According to KPMG, the country boasts some of the best-quality copper mines in the world. In addition to political risks, the new government has added more mining levies. This has affected the profitability of copper mining companies. Just recently, Tenke Fungurume, the Chinese-owned company, warned that it was operating at a loss. Tenke is the biggest copper miner in DRC. In a statement to the Financial Times, the company said that some smaller mining companies had opted to slash production or exit the market. It also blamed the poor infrastructure and frequent power shortages.

Similar problems are also happening in neighbouring Zambia, which is another important producer. In all, I expect supplies in Chile to increase marginally in 2020 while those from Zambia and DRC to fall in 2020, which will be beneficial to copper prices.

Copper Technical Indicators Point to a Sustained Rally

Finally, a copper rally appears to be supported by the technicals. The 1-year chart shows that copper price established a double top pattern at almost $3 in February and April 2019. The price then declined and reached a low of $2.52 in August. It then started moving upwards as hopes of a trade deal emerged. On the chart, the RSI has been on an upward trend. It has risen from the oversold level of 30 to the current 70. Further, the 28-day and 14-day moving averages have recently made a bullish crossover. The price has also crossed the 61.8% Fibonacci Retracement level. This means that there is likelihood that the price will continue the current trend. Based on the above fundamentals, I expect the price to retest the 2019 high of $3.

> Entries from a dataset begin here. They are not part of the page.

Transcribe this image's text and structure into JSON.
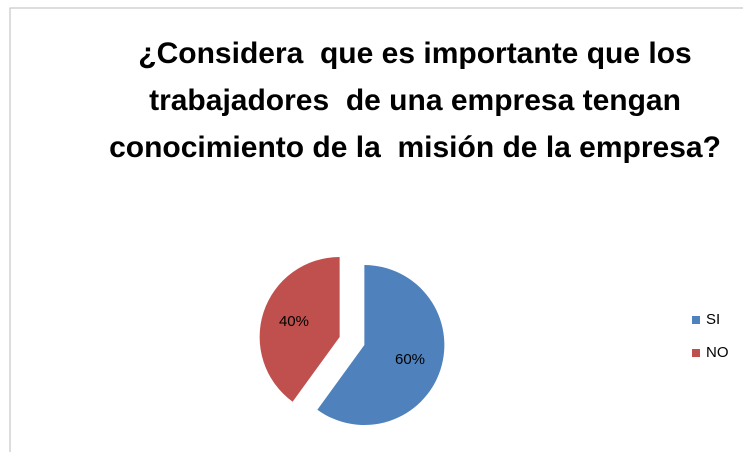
{
  "chart_data": {
    "type": "pie",
    "title": "¿Considera  que es importante que los trabajadores  de una empresa tengan conocimiento de la  misión de la empresa?",
    "categories": [
      "SI",
      "NO"
    ],
    "values": [
      60,
      40
    ],
    "value_labels": [
      "60%",
      "40%"
    ],
    "colors": [
      "#4f81bd",
      "#c0504d"
    ],
    "legend": "right"
  }
}
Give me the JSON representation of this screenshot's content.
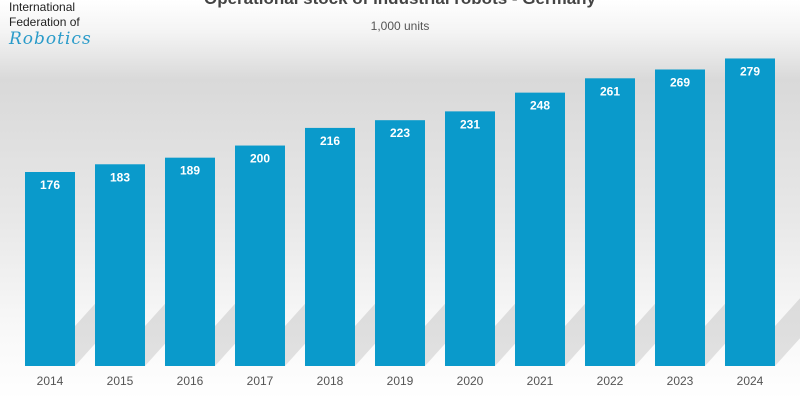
{
  "logo": {
    "line1": "International",
    "line2": "Federation of",
    "line3": "Robotics"
  },
  "chart_data": {
    "type": "bar",
    "title": "Operational stock of industrial robots - Germany",
    "subtitle": "1,000 units",
    "categories": [
      "2014",
      "2015",
      "2016",
      "2017",
      "2018",
      "2019",
      "2020",
      "2021",
      "2022",
      "2023",
      "2024"
    ],
    "values": [
      176,
      183,
      189,
      200,
      216,
      223,
      231,
      248,
      261,
      269,
      279
    ],
    "xlabel": "",
    "ylabel": "",
    "ylim": [
      0,
      300
    ],
    "bar_color": "#0a9acb",
    "label_color": "#ffffff"
  }
}
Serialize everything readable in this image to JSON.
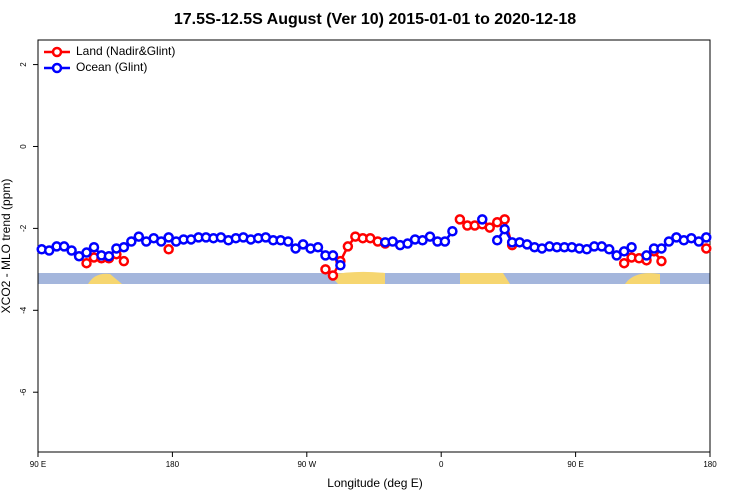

https://www.tradingview.com/x/UqnhDWWH/

(Source: Author / Trading View)

Risks to the Thesis

There are several risks to all these. The first risk is if the recent optimism of trade fades. While the first phase of the trade deal has been heralded as a success, there is a possibility of more escalation. This could affect the first thesis mentioned above. The second risk is of a strong dollar. There exists an inverse relationship between the dollar and commodities. While the Fed has turned bearish, there is a possibility of more dollar demand. This could lower the copper price.

Conclusion

Copper was a laggard in 2019. It underperformed most of the precious and base metals. Nonetheless, I expect the price to continue the current rally in 2020 as it attempts to retest the previous high of $3. There are several ways of taking advantage of copper price movements. You can trade copper options at the CME exchange and buy copper mining companies like Glencore (OTCPK:GLCNF) and Rio Tinto (OTCPK:RTPPF). You can also invest in copper ETFs like the Global X Copper Miners ETF (COPX) and the United States Copper Index Fund (CPER).

Disclosure: I/we have no positions in any stocks mentioned, and no plans to initiate any positions within the next 72 hours. I wrote this article myself, and it expresses my own opinions. I am not receiving compensation for it (other than from Seeking Alpha). I have no business relationship with any company whose stock is mentioned in this article.